A single deck is ordered or in increasing order if, when held face up, the sequence from the bottom card to the top card is:
A♠ | 2♠ | 3♠ | 4♠ | 5♠ | 6♠ | 7♠ | 8♠ | 9♠ | 10♠ | J♠ | Q♠ | K♠ |
A♥ | 2♥ | 3♥ | 4♥ | 5♥ | 6♥ | 7♥ | 8♥ | 9♥ | 10♥ | J♥ | Q♥ | K♥ |
A♣ | 2♣ | 3♣ | 4♣ | 5♣ | 6♣ | 7♣ | 8♣ | 9♣ | 10♣ | J♣ | Q♣ | K♣ |
A♦ | 2♦ | 3♦ | 4♦ | 5♦ | 6♦ | 7♦ | 8♦ | 9♦ | 10♦ | J♦ | Q♦ | K♦ |
If we have multiple decks, they are ordered if each deck was separately ordered, and they are just stacked on top of each other.
A reversed deck is in the opposite sequence, in decreasing order so the first card dealt from it would be the K♦.
When we deal out a solitaire games, our normal procedure is to deal the tableau column by column, starting from the left. Note that dealing this way reverses the order of the cards in the columns, so that if we dealt a column of three cards from an ordered deck then the top card would be 3♠, with 2♠ under it, and A♠ on the bottom. Any reserve columns are dealt the same way.
The stock, however, is not flipped over, so the cards are not reversed.

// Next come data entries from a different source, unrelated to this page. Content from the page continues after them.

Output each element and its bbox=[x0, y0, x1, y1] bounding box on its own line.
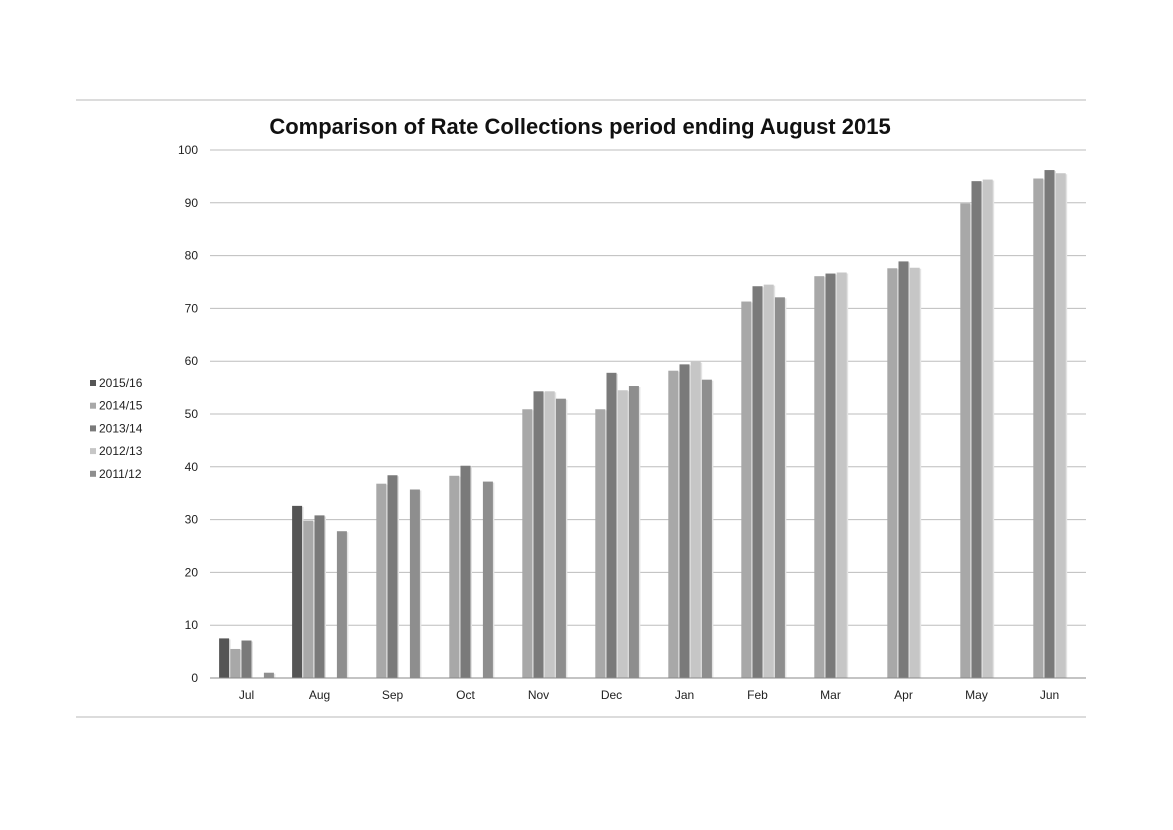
x-tick-label: Jan bbox=[675, 688, 694, 702]
bar-2012-13-apr bbox=[909, 267, 920, 678]
bar-2012-13-jun bbox=[1055, 173, 1066, 678]
bar-2013-14-feb bbox=[752, 286, 763, 678]
bar-2011-12-nov bbox=[555, 398, 566, 678]
bar-2012-13-may bbox=[982, 179, 993, 678]
y-tick-label: 80 bbox=[185, 249, 199, 263]
bar-2014-15-oct bbox=[449, 475, 460, 678]
x-tick-label: May bbox=[965, 688, 988, 702]
bar-2012-13-feb bbox=[763, 284, 774, 678]
x-tick-label: Feb bbox=[747, 688, 768, 702]
bar-2014-15-nov bbox=[522, 409, 533, 678]
legend-label: 2013/14 bbox=[99, 421, 143, 435]
bar-2014-15-feb bbox=[741, 301, 752, 678]
bar-2014-15-may bbox=[960, 203, 971, 678]
legend-swatch bbox=[90, 425, 96, 432]
gridlines bbox=[210, 149, 1086, 626]
bar-2013-14-oct bbox=[460, 465, 471, 678]
y-tick-label: 20 bbox=[185, 565, 199, 579]
x-tick-label: Sep bbox=[382, 688, 404, 702]
bar-2014-15-jan bbox=[668, 370, 679, 678]
bar-2013-14-nov bbox=[533, 391, 544, 678]
legend: 2015/16 2014/15 2013/14 2012/13 2011/12 bbox=[90, 376, 143, 481]
chart-title: Comparison of Rate Collections period en… bbox=[269, 114, 890, 139]
bar-2011-12-aug bbox=[336, 531, 347, 678]
legend-label: 2014/15 bbox=[99, 399, 143, 413]
bar-2014-15-jul bbox=[230, 648, 241, 678]
bar-2014-15-dec bbox=[595, 409, 606, 678]
y-tick-label: 90 bbox=[185, 196, 199, 210]
bar-2014-15-apr bbox=[887, 268, 898, 678]
bar-2015-16-jul bbox=[219, 638, 230, 678]
legend-label: 2011/12 bbox=[99, 467, 142, 481]
bar-2013-14-jun bbox=[1044, 170, 1055, 678]
y-tick-label: 50 bbox=[185, 407, 199, 421]
bar-2013-14-sep bbox=[387, 475, 398, 678]
bar-2014-15-sep bbox=[376, 483, 387, 678]
bar-2011-12-jul bbox=[263, 672, 274, 678]
bar-2011-12-feb bbox=[774, 297, 785, 678]
bar-2012-13-dec bbox=[617, 390, 628, 678]
y-tick-label: 30 bbox=[185, 513, 199, 527]
bars bbox=[219, 170, 1068, 679]
y-tick-labels: 0 10 20 30 40 50 60 70 80 90 100 bbox=[178, 143, 198, 685]
legend-label: 2015/16 bbox=[99, 376, 143, 390]
bar-2012-13-mar bbox=[836, 272, 847, 678]
bar-2013-14-mar bbox=[825, 273, 836, 678]
y-tick-label: 100 bbox=[178, 143, 198, 157]
bar-2013-14-may bbox=[971, 181, 982, 679]
bar-2011-12-jan bbox=[701, 379, 712, 678]
x-tick-label: Mar bbox=[820, 688, 841, 702]
bar-2013-14-apr bbox=[898, 261, 909, 678]
y-tick-label: 40 bbox=[185, 460, 199, 474]
y-tick-label: 70 bbox=[185, 301, 199, 315]
bar-2013-14-jan bbox=[679, 364, 690, 678]
x-tick-labels: Jul Aug Sep Oct Nov Dec Jan Feb Mar Apr May Jun bbox=[239, 688, 1059, 702]
bar-2014-15-aug bbox=[303, 520, 314, 678]
bar-2013-14-aug bbox=[314, 515, 325, 678]
bar-2014-15-jun bbox=[1033, 178, 1044, 678]
bar-2011-12-sep bbox=[409, 489, 420, 678]
y-tick-label: 0 bbox=[191, 671, 198, 685]
legend-swatch bbox=[90, 402, 96, 409]
bar-2013-14-dec bbox=[606, 372, 617, 678]
x-tick-label: Jul bbox=[239, 688, 254, 702]
legend-swatch bbox=[90, 380, 96, 386]
legend-swatch bbox=[90, 448, 96, 455]
x-tick-label: Jun bbox=[1040, 688, 1059, 702]
bar-2013-14-jul bbox=[241, 640, 252, 678]
y-tick-label: 10 bbox=[185, 618, 199, 632]
bar-2011-12-oct bbox=[482, 481, 493, 678]
y-tick-label: 60 bbox=[185, 354, 199, 368]
bar-2012-13-jan bbox=[690, 361, 701, 678]
x-tick-label: Apr bbox=[894, 688, 913, 702]
x-tick-label: Aug bbox=[309, 688, 330, 702]
bar-2014-15-mar bbox=[814, 276, 825, 678]
x-tick-label: Oct bbox=[456, 688, 475, 702]
legend-swatch bbox=[90, 470, 96, 477]
legend-label: 2012/13 bbox=[99, 444, 143, 458]
bar-2011-12-dec bbox=[628, 386, 639, 678]
x-tick-label: Nov bbox=[528, 688, 549, 702]
bar-2015-16-aug bbox=[292, 505, 303, 678]
bar-2012-13-nov bbox=[544, 391, 555, 678]
x-tick-label: Dec bbox=[601, 688, 622, 702]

If we were dealing an ordered deck out to play Ali Baba, for which we'd need 40 cards on the tableau, leaving 12 cards for the stock, then the first card turned up off the stock would be 2♦ followed by 3♦, and 4♦, and so on.
Sometimes we start games not with a fresh deck, but from the cards gathered up after a previous game. For these tests I used a standard procedure for gathering up the cards:
Obviously this procedure is somewhat arbitrary, and doesn't represent how all players play. But I had to pick some standard for our tests, and these are the ones I used.
The source code is open source and available from the Google Code. You'll need to check it out from the "trunk" subdirectory of the source responsitory.
Most games use a simple depth-first search engine. After cards are dealt, the solver starts a loop where it finds all possible moves, and uses a game-dependent heuristic function to rate the moves. The heuristic function may mark some moves as "safe," moves that can never be wrong. Those are made immediately and will not be choice points if we backtrack in the future. Otherwise, we pick the best rated move and make it, recording it in our move history as a choice point, and saving the rest of the moves on our list with it.
If we reach a point where there are no moves possible, then we start backtracking. We undo moves until we reach a choice point with other saved move alternatives. We then pick the best of those and continue.
After each move, we encode the current game state as a string (the encoding is game dependent), and save that in a large hash table. If we ever return to a state we've been in before, we immediately backtrack. This is common, because often we can reach the same state by removing the same cards in different orders, and in some games it is possible to go in circles. This state hashing is very important to pruning off such redundent searches and getting decent performance.
So the whole thing is actually pretty dim-witted, and for any particular solitaire game it may well be possible to do much, much better. For many games this is good enough, but many of the more complex games would require substantally smarter solvers.